Wells, Fargo & Co. v. Nieman-Marcus Co., 227 U.S. 469 (1913)

Please note: this case begins in mid-page. It therefore shares a citation with the last page of the previous case. If you are attempting to follow a link to the last page of 227 U.S. 456, click here.

Wells, Fargo & Company v. Nieman-Marcus Company


No. 29


Argued November 5, 1912
Decided February 24, 1913
227 U.S. 469

ERROR TO THE COURT OF CIVIL APPEALS FOR THE FIFTH
SUPREME JUDICIAL DISTRICT OF THE STATE OF TEXAS

Syllabus

Whether void or not under the state statute, a provision in an express receipt limiting recovery in case of loss or negligence is valid as to interstate shipment under the Carmack Amendment if fairly made for the purpose of applying to the shipment the lower of two rates based upon valuation. Adams Express Co. v. Croninger, 226 U.S. 491.

A statement filed in the case that a clause in a contract is void under a statute is a concession for purposes of argument as to a matter of law, and cannot conclude anyone, as it does not operate to withdraw the contract from the case nor its validity from the court’s consideration.

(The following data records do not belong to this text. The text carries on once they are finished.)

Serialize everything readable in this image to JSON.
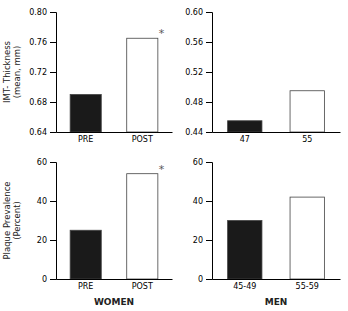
{
  "chart_data": [
    {
      "type": "bar",
      "categories": [
        "PRE",
        "POST"
      ],
      "values": [
        0.69,
        0.765
      ],
      "colors": [
        "#1a1a1a",
        "#ffffff"
      ],
      "ylim": [
        0.64,
        0.8
      ],
      "yticks": [
        0.64,
        0.68,
        0.72,
        0.76,
        {
          "value": 0.8,
          "label": "0.80"
        }
      ],
      "ylabel": "IMT- Thickness\n(mean, mm)",
      "annotations": [
        {
          "text": "*",
          "category": "POST"
        }
      ]
    },
    {
      "type": "bar",
      "categories": [
        "47",
        "55"
      ],
      "values": [
        0.455,
        0.495
      ],
      "colors": [
        "#1a1a1a",
        "#ffffff"
      ],
      "ylim": [
        0.44,
        0.6
      ],
      "yticks": [
        0.44,
        0.48,
        0.52,
        0.56,
        {
          "value": 0.6,
          "label": "0.60"
        }
      ]
    },
    {
      "type": "bar",
      "categories": [
        "PRE",
        "POST"
      ],
      "values": [
        25,
        54
      ],
      "colors": [
        "#1a1a1a",
        "#ffffff"
      ],
      "ylim": [
        0,
        60
      ],
      "yticks": [
        0,
        20,
        40,
        60
      ],
      "ylabel": "Plaque Prevalence\n(Percent)",
      "xlabel": "WOMEN",
      "annotations": [
        {
          "text": "*",
          "category": "POST"
        }
      ]
    },
    {
      "type": "bar",
      "categories": [
        "45-49",
        "55-59"
      ],
      "values": [
        30,
        42
      ],
      "colors": [
        "#1a1a1a",
        "#ffffff"
      ],
      "ylim": [
        0,
        60
      ],
      "yticks": [
        0,
        20,
        40,
        60
      ],
      "xlabel": "MEN"
    }
  ]
}
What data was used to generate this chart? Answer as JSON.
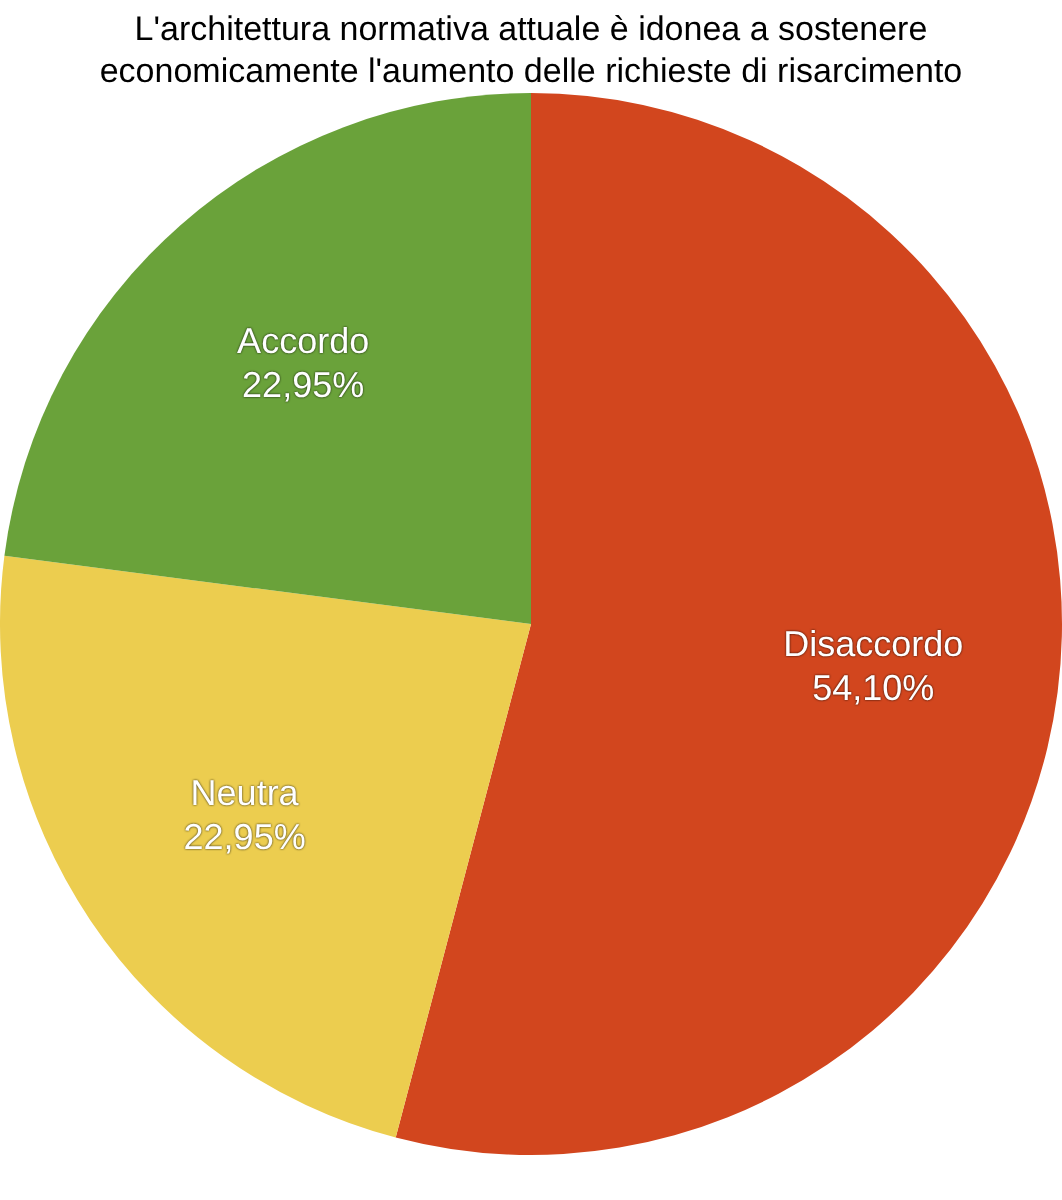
{
  "chart_data": {
    "type": "pie",
    "title": "L'architettura normativa attuale è idonea a sostenere economicamente l'aumento delle richieste di risarcimento",
    "categories": [
      "Disaccordo",
      "Neutra",
      "Accordo"
    ],
    "values": [
      54.1,
      22.95,
      22.95
    ],
    "colors": [
      "#d2461e",
      "#eccd4f",
      "#6aa23a"
    ],
    "value_labels": [
      "54,10%",
      "22,95%",
      "22,95%"
    ],
    "legend": false
  }
}
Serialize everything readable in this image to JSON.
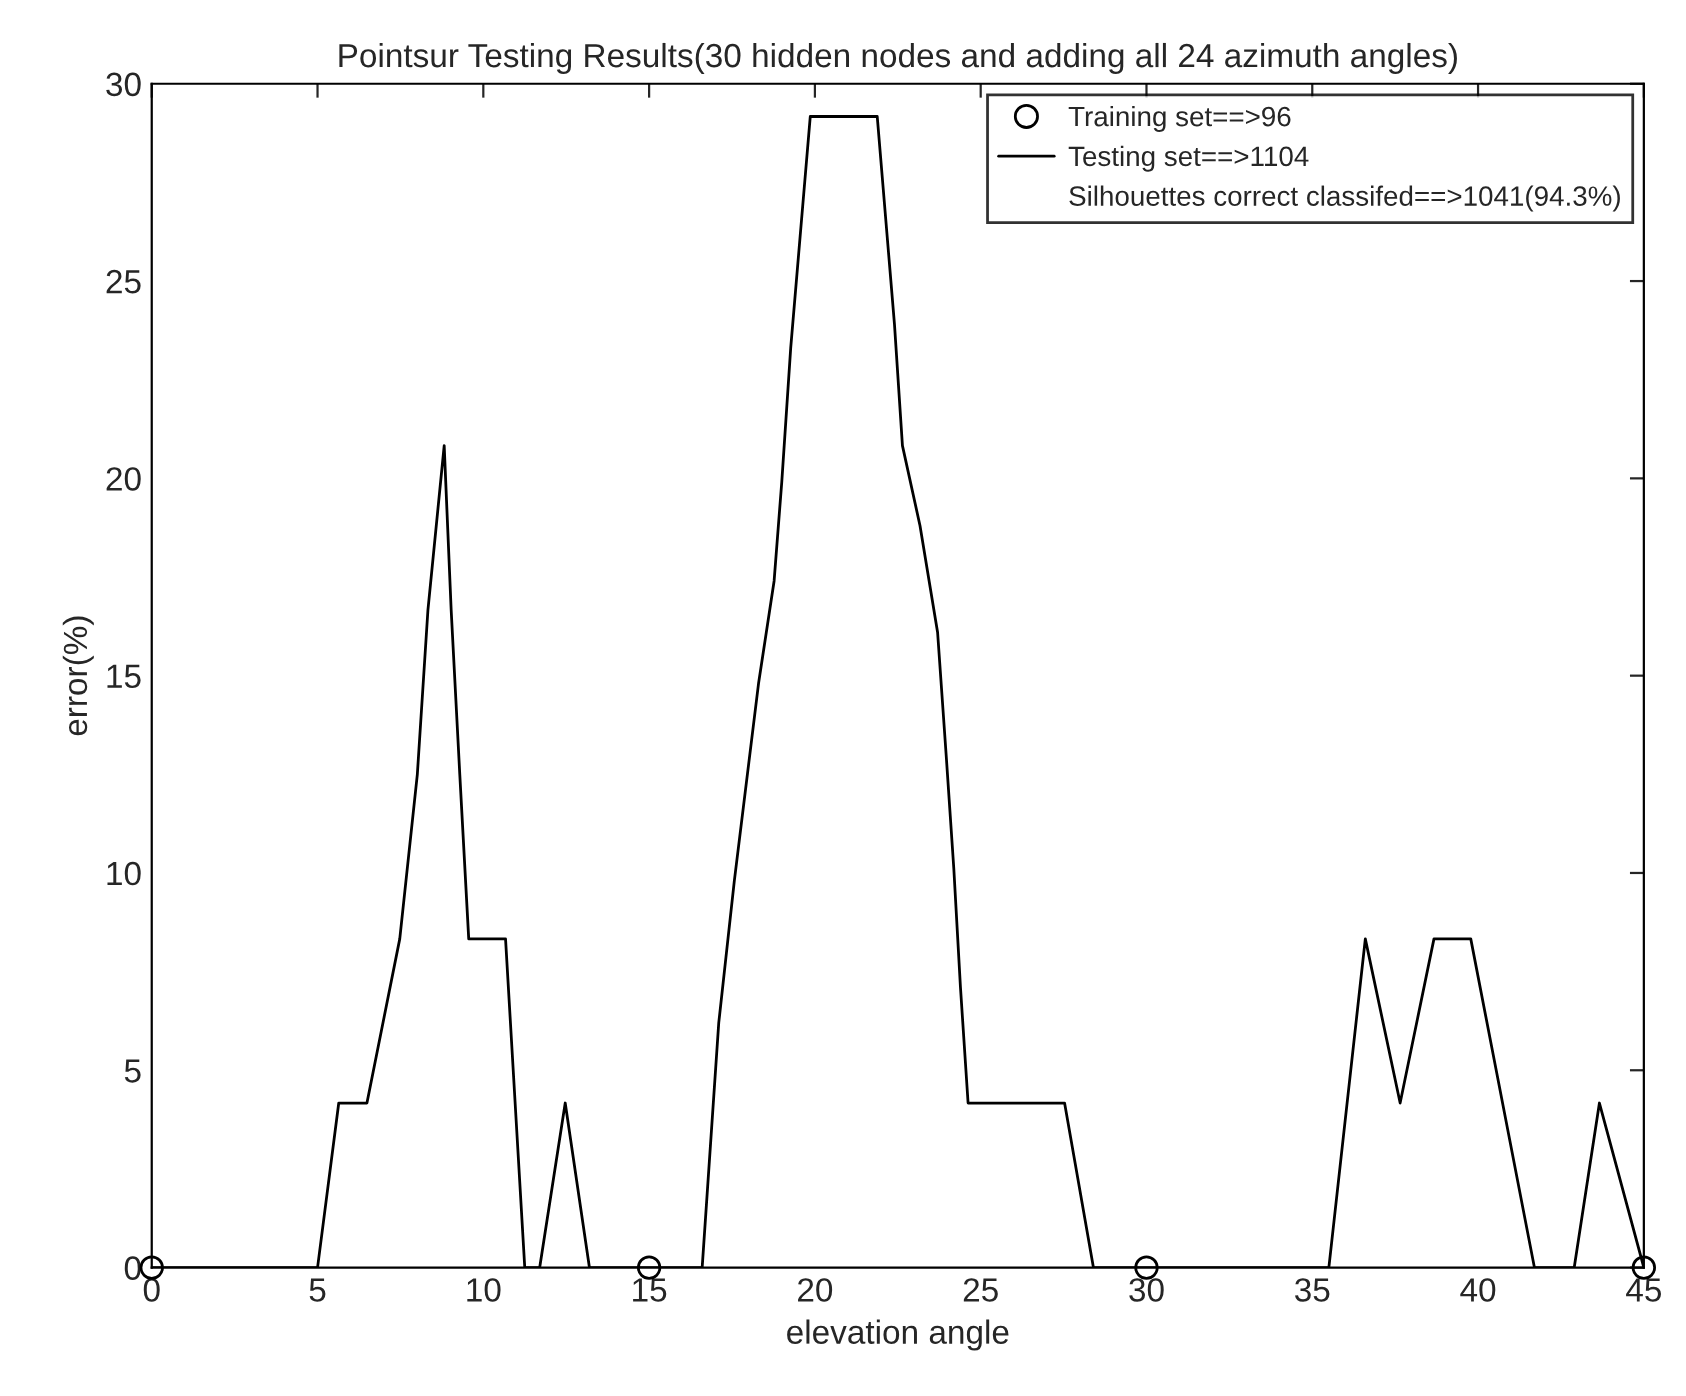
{
  "chart_data": {
    "type": "line",
    "title": "Pointsur Testing Results(30 hidden nodes and adding all 24 azimuth angles)",
    "xlabel": "elevation angle",
    "ylabel": "error(%)",
    "series": [
      {
        "name": "Training set==>96",
        "type": "scatter",
        "marker": "circle",
        "color": "#000000",
        "x": [
          0,
          15,
          30,
          45
        ],
        "values": [
          0,
          0,
          0,
          0
        ]
      },
      {
        "name": "Testing set==>1104",
        "marker": "none",
        "line_style": "solid",
        "color": "#000000",
        "x": [
          0,
          5.0,
          5.64,
          6.49,
          7.48,
          8.01,
          8.33,
          8.82,
          9.03,
          9.29,
          9.56,
          10.67,
          11.25,
          11.7,
          12.47,
          13.2,
          16.6,
          17.1,
          17.57,
          18.3,
          18.77,
          19.0,
          19.27,
          19.86,
          21.88,
          22.4,
          22.64,
          23.17,
          23.7,
          23.97,
          24.19,
          24.39,
          24.62,
          27.53,
          28.4,
          35.5,
          36.6,
          37.65,
          38.67,
          39.78,
          41.7,
          42.9,
          43.66,
          45
        ],
        "values": [
          0,
          0,
          4.17,
          4.17,
          8.33,
          12.5,
          16.67,
          20.83,
          16.67,
          12.5,
          8.33,
          8.33,
          0,
          0,
          4.17,
          0,
          0,
          6.2,
          9.8,
          14.8,
          17.4,
          19.9,
          23.3,
          29.17,
          29.17,
          23.9,
          20.83,
          18.8,
          16.1,
          12.85,
          10.1,
          7.1,
          4.17,
          4.17,
          0,
          0,
          8.33,
          4.17,
          8.33,
          8.33,
          0,
          0,
          4.17,
          0
        ]
      }
    ],
    "annotations": [
      "Silhouettes correct classifed==>1041(94.3%)"
    ],
    "xlim": [
      0,
      45
    ],
    "xticks": [
      0,
      5,
      10,
      15,
      20,
      25,
      30,
      35,
      40,
      45
    ],
    "ylim": [
      0,
      30
    ],
    "yticks": [
      0,
      5,
      10,
      15,
      20,
      25,
      30
    ],
    "grid": false,
    "legend": "top right"
  }
}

The reasonable and just consequence of misrepresentation of value to get the lower rate of shipment is not that the shipper recover nothing, but that he is estopped to recover more than the value declared to obtain the rate.

A shipper, by accepting a receipt reciting that the carrier is not to be held liable beyond a specified amount at which the property is thereby valued unless a different value than that is so stated, and thus obtaining a lower rate than that which he would have been obliged to pay had he declared the full value, declares and represents that the value does not exceed the specified amount.

There is no substantial distinction between a value stated on inquiry and one agreed upon or declared voluntarily.

The facts, which involve the liability of an express company on goods of undeclared value and also the construction of the Carmack Amendment, are stated in the opinion.